If the latus rectum of an ellipse is half of its minor axis then e =

To solve the problem, we need to find the eccentricity \( e \) of an ellipse given that the latus rectum is half of its minor axis. Let's break down the solution step by step. ### Step 1: Understand the definitions The latus rectum \( L \) of an ellipse is given by the formula: \[ L = \frac{2b^2}{a} \] where \( a \) is the semi-major axis and \( b \) is the semi-minor axis.
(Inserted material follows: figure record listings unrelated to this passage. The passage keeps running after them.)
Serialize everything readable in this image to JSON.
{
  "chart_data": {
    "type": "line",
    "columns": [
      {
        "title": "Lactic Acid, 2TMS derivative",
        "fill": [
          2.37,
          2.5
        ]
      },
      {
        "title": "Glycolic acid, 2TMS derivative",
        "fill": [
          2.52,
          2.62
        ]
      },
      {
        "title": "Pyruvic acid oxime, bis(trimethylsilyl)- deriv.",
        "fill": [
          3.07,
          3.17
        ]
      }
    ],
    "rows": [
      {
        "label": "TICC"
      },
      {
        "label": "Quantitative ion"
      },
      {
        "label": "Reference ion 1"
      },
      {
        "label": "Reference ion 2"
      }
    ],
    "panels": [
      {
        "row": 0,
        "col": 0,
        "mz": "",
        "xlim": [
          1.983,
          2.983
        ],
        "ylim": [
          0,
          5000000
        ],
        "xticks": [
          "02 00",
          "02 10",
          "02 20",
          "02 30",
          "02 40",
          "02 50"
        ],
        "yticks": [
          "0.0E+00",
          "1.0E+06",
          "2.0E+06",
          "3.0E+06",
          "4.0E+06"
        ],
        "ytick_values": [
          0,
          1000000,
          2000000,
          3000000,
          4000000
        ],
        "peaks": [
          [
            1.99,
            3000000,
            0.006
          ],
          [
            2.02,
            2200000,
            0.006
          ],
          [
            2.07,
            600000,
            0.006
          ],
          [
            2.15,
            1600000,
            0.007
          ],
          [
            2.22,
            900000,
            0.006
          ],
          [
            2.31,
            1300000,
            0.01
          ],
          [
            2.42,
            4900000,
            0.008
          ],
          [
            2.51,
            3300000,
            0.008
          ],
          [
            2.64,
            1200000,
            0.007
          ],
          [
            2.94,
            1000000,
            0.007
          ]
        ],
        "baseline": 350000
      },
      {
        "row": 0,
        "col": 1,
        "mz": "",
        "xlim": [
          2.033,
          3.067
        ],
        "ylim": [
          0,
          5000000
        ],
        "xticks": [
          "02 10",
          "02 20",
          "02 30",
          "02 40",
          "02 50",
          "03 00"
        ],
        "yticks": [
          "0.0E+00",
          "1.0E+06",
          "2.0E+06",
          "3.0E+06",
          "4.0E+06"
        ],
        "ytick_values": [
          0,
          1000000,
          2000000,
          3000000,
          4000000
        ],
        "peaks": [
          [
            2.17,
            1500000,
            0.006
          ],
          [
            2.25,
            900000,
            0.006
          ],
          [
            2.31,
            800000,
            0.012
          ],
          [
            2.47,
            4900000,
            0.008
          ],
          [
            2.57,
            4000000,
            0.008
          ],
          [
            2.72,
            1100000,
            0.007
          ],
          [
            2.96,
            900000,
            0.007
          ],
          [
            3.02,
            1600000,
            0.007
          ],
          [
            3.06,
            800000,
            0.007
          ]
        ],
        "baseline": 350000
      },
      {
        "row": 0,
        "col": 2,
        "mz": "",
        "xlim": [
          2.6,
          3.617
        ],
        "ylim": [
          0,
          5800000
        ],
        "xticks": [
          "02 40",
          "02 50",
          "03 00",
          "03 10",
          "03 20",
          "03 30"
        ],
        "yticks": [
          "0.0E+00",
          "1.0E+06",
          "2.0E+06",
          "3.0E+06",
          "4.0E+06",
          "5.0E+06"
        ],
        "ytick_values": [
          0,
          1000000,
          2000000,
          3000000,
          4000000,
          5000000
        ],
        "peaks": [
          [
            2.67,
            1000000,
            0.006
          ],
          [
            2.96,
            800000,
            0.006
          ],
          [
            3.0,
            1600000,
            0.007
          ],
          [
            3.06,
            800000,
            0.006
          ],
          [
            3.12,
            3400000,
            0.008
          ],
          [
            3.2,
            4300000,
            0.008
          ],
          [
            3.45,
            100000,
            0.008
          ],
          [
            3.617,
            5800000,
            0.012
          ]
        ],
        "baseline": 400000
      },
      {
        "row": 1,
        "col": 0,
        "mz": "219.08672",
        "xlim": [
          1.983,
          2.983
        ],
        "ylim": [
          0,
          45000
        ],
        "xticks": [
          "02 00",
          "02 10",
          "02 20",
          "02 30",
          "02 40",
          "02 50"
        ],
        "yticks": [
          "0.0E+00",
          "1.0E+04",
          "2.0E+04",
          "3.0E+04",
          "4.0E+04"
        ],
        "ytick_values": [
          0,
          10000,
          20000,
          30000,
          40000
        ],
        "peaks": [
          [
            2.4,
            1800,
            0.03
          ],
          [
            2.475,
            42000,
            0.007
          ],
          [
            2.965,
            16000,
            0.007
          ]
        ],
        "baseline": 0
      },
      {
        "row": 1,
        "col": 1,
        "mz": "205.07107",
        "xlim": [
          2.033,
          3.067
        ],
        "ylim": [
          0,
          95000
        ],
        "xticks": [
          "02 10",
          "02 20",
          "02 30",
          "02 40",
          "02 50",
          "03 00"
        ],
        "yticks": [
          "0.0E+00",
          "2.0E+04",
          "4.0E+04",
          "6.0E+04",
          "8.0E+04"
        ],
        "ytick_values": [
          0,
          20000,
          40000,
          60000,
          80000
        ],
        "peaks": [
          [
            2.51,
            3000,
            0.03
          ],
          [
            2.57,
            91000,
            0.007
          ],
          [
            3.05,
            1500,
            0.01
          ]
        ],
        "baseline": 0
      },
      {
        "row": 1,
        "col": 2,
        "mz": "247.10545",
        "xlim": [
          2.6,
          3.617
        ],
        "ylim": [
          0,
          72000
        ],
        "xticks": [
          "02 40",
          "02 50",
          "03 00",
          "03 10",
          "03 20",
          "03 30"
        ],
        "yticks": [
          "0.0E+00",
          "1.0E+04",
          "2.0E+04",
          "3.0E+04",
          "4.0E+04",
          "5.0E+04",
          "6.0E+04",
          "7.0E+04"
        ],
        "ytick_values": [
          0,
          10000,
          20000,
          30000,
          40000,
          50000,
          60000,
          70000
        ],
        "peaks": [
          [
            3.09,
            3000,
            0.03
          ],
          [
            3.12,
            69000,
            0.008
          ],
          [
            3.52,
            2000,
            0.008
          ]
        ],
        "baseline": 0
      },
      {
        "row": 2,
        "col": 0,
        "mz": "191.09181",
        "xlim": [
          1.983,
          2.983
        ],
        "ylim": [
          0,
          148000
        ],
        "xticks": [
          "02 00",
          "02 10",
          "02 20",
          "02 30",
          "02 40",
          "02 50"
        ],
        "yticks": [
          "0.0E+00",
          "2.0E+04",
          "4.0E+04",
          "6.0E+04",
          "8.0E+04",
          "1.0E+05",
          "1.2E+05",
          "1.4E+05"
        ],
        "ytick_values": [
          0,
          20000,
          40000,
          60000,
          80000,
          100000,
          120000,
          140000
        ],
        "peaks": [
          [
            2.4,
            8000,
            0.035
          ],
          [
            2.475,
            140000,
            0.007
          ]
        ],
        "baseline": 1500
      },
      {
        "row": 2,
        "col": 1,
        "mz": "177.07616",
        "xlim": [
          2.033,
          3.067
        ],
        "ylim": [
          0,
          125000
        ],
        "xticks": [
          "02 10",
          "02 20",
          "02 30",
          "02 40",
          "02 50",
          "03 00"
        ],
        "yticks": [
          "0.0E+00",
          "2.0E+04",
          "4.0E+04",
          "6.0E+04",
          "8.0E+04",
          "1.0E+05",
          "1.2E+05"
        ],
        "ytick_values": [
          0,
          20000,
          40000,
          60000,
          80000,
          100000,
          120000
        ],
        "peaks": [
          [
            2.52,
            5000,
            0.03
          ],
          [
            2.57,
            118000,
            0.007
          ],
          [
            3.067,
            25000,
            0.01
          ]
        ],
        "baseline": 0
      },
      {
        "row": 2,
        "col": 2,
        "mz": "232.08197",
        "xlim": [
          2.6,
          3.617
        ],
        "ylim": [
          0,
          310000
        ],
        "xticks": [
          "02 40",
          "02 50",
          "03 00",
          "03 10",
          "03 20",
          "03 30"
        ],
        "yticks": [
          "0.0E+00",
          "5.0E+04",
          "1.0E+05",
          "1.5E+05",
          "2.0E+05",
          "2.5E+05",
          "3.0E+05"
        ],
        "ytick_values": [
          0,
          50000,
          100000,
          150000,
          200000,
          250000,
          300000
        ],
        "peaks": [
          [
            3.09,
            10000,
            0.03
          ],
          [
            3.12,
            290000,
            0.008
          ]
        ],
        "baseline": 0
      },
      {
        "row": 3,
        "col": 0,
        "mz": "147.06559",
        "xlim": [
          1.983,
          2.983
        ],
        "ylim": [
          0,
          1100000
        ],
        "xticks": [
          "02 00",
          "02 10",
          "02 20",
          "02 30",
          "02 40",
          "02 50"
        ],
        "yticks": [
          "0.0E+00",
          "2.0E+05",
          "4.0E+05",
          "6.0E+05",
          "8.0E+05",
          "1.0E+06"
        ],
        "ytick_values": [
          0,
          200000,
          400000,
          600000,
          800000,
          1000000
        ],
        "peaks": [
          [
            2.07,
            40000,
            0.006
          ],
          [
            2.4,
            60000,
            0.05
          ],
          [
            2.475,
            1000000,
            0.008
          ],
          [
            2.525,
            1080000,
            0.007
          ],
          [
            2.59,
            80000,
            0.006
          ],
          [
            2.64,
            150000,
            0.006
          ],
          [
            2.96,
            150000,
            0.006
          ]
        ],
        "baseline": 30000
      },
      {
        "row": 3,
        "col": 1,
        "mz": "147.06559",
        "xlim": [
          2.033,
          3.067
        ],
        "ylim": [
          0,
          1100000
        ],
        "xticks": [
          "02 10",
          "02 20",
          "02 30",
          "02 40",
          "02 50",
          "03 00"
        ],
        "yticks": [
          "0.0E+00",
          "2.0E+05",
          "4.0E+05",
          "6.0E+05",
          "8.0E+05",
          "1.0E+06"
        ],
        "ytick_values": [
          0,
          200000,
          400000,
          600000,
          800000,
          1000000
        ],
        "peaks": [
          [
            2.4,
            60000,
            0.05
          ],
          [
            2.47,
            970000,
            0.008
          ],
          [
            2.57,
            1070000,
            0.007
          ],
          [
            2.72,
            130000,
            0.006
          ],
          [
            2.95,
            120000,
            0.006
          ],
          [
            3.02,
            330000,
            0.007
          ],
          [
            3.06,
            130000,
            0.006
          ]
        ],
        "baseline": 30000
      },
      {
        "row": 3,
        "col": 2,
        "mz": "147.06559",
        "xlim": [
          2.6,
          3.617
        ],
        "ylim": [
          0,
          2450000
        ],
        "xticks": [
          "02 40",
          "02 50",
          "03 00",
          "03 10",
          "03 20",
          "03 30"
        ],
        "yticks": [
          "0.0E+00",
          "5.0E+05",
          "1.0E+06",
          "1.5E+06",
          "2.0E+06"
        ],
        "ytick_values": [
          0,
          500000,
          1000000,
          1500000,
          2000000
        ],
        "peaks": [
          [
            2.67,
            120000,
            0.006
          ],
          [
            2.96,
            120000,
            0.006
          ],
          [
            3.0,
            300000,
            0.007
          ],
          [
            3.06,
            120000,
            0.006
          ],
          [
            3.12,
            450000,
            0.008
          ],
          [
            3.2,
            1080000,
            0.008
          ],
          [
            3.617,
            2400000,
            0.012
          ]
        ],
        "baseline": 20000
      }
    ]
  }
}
The length of the minor axis is given by: \[ \text{Minor Axis} = 2b \] ### Step 2: Set up the equation According to the problem, the latus rectum is half of the minor axis: \[ \frac{2b^2}{a} = \frac{1}{2} \times 2b \] This simplifies to: \[ \frac{2b^2}{a} = b \] ### Step 3: Simplify the equation We can cancel \( b \) from both sides (assuming \( b \neq 0 \)): \[ \frac{2b}{a} = 1 \] This leads to: \[ 2b = a \] or \[ b = \frac{a}{2} \] ### Step 4: Use the eccentricity formula The formula for the eccentricity \( e \) of an ellipse is: \[ e = \sqrt{1 - \frac{b^2}{a^2}} \] ### Step 5: Substitute \( b \) in the eccentricity formula Substituting \( b = \frac{a}{2} \) into the eccentricity formula: \[ e = \sqrt{1 - \frac{\left(\frac{a}{2}\right)^2}{a^2}} = \sqrt{1 - \frac{a^2/4}{a^2}} = \sqrt{1 - \frac{1}{4}} = \sqrt{\frac{3}{4}} = \frac{\sqrt{3}}{2} \] ### Conclusion Thus, the eccentricity \( e \) is: \[ e = \frac{\sqrt{3}}{2} \]